Denkmäler sind mit dem neuen Gesetz letztlich weniger gut geschützt. Das Zurückdrängen der unabhängigen Denkmalfachämter äußert sich auch in der neu eingeführten Regelung für die Unteren Denkmalbehörden, die über eine angemessene fachliche und personelle Ausstattung verfügen: Sie können beim Ministerium für Heimat, Kommunales, Bau und Digitalisierung beantragen, die Aufgaben als Denkmalfachamt übertragen zu bekommen.

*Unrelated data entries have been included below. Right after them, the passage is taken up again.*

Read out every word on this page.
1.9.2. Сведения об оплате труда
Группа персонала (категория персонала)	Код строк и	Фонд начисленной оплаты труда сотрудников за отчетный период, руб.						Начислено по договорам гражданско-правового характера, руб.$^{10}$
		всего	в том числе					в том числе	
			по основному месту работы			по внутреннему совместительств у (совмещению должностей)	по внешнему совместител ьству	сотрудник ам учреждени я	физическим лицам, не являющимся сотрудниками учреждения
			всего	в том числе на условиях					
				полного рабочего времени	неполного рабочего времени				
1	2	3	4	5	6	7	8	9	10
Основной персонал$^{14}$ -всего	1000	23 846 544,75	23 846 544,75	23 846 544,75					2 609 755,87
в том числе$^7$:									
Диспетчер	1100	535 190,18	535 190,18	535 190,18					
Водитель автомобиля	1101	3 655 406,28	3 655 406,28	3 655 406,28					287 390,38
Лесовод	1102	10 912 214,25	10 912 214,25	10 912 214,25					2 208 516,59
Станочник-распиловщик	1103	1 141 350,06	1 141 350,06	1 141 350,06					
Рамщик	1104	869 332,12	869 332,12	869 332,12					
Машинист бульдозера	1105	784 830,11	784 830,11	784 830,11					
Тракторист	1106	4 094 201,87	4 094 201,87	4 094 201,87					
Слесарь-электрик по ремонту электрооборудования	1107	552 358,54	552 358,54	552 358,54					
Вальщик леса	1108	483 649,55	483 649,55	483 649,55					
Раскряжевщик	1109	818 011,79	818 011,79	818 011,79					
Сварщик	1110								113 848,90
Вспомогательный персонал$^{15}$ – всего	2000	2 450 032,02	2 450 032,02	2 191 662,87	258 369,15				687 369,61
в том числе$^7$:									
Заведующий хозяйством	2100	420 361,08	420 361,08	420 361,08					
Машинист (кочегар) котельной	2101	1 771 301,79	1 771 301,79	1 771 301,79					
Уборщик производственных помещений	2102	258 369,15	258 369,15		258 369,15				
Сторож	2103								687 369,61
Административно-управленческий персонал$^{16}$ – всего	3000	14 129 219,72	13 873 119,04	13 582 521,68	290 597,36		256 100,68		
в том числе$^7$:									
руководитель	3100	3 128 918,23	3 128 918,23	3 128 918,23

Das Gesetz fördert ferner eine „Zweiklassengesellschaft“ in der Denkmalpflege, weil Bodendenkmäler bevorzugt behandelt werden. Nach dem neuen Gesetz liegt die Entscheidung über die Unterschutzstellung von Bodendenkmälern alleine bei den Fachämtern für Bodendenkmalpflege der Landschaftsverbände; diese sind zudem bei Entscheidungen über Veränderungsmaßnahmen im Rahmen der hier nach wie vor bestehenden Benehmensregelung intensiver in einen fachlichen Austausch eingebunden. Es gibt also verwirrende unterschiedliche Verfahren für Bau- und Bodendenkmäler.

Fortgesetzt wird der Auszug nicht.